You can begin to change this pattern by figuring out exactly what you fear. Generally speaking, you are probably concerned with others viewing you negatively. But, to understand your struggle more completely, consider your thoughts about going into a social situation.
For instance, you might think any of the following:
- I won’t know what to say.
- I will say the wrong thing and make a fool of myself.
- They will think I’m boring.
Now, think about what you fear will happen. And ask yourself:
- Am I totally sure that this will happen?
- What other outcome might there be?
- What’s the worst that could happen? How would I cope with it?
Consider realistic ways of responding. For instance, if you fear being “dumped” by your friend after saying the wrong thing at a party, re-think this. It is unlikely that a long-time friend will cut off your relationship if you show ignorance about something or are not the most scintillating of guests at a party. Or, if you fear turning someone off, you might realize your life can continue to be a full one – minus that particular person.

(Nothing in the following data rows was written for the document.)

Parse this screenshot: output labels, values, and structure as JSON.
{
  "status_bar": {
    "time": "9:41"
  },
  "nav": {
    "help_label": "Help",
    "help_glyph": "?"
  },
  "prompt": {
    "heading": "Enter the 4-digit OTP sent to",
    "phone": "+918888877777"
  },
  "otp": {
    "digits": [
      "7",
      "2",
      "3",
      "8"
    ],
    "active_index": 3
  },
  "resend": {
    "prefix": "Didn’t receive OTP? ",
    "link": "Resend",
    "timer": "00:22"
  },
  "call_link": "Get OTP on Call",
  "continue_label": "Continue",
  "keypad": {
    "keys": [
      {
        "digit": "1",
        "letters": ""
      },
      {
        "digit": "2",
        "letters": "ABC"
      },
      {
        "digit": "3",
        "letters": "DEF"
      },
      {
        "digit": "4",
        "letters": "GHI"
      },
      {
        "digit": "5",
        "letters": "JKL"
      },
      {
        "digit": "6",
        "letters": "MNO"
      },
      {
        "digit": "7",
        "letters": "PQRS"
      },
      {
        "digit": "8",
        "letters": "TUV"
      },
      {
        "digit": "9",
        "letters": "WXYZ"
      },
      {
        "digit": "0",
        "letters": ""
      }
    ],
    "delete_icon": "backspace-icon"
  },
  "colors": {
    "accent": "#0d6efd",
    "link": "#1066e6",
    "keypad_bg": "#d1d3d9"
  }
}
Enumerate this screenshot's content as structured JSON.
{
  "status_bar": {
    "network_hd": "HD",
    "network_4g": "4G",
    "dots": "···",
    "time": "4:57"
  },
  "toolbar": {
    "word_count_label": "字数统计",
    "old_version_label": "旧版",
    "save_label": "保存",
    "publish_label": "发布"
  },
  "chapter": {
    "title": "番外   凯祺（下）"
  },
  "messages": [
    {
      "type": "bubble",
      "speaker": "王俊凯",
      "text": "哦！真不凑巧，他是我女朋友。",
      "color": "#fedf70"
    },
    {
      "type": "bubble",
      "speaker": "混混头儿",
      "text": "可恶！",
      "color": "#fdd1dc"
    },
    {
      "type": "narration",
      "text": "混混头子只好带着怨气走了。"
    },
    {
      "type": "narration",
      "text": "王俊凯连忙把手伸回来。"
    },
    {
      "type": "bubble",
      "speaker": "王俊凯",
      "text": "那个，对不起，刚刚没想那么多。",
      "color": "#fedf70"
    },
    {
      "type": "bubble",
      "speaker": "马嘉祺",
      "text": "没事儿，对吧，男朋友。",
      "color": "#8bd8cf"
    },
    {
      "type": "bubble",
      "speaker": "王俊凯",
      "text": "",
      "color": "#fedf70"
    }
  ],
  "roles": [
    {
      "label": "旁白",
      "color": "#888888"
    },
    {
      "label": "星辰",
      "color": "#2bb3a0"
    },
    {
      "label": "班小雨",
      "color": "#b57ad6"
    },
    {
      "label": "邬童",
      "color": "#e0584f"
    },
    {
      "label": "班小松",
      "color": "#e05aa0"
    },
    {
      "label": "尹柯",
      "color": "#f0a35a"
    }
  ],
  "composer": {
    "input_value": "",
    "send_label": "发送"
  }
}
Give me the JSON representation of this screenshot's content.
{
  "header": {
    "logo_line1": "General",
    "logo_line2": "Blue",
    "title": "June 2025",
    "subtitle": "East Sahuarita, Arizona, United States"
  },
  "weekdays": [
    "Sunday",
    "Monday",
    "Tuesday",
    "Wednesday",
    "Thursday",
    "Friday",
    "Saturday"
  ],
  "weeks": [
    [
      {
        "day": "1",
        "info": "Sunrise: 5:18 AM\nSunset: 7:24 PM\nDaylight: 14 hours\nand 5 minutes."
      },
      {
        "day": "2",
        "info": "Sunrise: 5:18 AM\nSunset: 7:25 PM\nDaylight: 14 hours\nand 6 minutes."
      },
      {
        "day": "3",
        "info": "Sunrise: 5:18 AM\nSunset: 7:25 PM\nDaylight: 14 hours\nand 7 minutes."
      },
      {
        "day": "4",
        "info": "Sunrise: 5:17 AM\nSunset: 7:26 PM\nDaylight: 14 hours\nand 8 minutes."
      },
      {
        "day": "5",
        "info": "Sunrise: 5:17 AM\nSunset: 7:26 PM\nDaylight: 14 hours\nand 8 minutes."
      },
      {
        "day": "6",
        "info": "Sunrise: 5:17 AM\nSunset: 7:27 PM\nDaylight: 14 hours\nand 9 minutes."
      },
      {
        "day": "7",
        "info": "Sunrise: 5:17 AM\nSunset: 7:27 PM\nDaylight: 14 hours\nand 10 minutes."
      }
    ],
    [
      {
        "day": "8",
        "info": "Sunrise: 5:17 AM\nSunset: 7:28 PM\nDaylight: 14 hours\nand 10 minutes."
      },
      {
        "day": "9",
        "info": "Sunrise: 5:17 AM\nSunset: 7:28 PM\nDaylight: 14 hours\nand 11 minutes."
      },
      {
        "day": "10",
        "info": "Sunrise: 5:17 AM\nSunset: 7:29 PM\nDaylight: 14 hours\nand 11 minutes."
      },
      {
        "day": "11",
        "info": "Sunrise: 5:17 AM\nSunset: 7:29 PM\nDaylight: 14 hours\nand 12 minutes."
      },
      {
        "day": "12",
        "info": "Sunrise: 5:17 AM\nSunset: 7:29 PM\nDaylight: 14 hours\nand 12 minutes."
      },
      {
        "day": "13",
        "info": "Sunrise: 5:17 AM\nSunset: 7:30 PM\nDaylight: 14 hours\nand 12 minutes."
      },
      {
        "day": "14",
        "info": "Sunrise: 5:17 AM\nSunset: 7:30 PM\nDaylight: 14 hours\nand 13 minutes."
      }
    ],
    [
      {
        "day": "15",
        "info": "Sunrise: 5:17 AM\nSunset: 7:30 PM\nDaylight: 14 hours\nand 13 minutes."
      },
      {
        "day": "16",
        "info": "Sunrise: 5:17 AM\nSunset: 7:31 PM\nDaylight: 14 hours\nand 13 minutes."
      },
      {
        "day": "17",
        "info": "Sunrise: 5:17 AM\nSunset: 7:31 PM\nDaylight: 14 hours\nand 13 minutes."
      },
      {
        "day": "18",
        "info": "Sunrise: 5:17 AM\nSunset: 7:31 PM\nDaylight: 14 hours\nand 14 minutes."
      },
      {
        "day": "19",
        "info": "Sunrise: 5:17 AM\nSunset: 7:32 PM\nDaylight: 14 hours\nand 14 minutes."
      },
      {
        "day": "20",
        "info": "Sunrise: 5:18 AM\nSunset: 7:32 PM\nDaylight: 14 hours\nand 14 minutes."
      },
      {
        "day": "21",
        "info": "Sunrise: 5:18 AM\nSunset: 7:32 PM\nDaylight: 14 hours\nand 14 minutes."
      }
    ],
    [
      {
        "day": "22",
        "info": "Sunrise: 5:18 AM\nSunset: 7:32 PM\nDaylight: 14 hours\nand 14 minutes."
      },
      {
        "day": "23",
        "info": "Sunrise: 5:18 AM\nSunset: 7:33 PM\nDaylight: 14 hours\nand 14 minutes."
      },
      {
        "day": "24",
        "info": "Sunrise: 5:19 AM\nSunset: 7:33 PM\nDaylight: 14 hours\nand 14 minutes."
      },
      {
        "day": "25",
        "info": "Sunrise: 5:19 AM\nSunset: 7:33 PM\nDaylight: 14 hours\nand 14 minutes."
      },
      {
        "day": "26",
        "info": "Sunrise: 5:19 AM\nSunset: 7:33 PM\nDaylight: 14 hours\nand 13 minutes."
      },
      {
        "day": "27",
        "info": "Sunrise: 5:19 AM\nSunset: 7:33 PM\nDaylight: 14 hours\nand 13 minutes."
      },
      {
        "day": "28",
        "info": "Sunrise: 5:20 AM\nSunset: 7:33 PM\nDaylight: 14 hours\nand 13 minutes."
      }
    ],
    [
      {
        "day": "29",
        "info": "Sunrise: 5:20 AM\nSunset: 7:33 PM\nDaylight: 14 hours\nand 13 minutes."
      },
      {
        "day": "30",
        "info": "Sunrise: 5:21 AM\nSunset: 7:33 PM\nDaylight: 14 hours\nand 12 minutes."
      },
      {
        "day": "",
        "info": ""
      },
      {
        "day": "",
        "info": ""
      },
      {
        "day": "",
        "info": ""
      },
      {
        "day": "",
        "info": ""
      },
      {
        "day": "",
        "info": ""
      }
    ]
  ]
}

Next, think about handling social situations differently. Imagine being in a social situation. Allow yourself to become anxious. Make sure that you include your fear of what will go wrong. Then imagine continuing in the situation. Talk yourself through it with more rational thinking. If your anxiety goes down, then that will obviously help you feel more prepared for “the real thing.” If it doesn’t, it’s important that you remain in the imagined situation for a while. Note how you are able to function despite your anxiety. If you have friends who are willing to help you, you might play-act the situation, or at least talk this through with them. And then, of course, you need to practice in the real world, challenging yourself to face your anxiety.
It’s important that as you work on this problem, you be kind to yourself. Acknowledge that you are struggling with a tough issue. Be sure to give yourself credit for any progress, from just being willing to think about this directly to actually lessening your anxiety. With persistence, you will learn to enjoy your social life more.
The Art of Relationships blog posts are for general educational purposes only. They may or may not be relevant for your particular situation; and they should not be relied upon as a substitute for individual professional advice, diagnosis, or treatment. If you need help for an emotional or behavioral problem, please seek the assistance of a psychologist or other qualified mental health professional.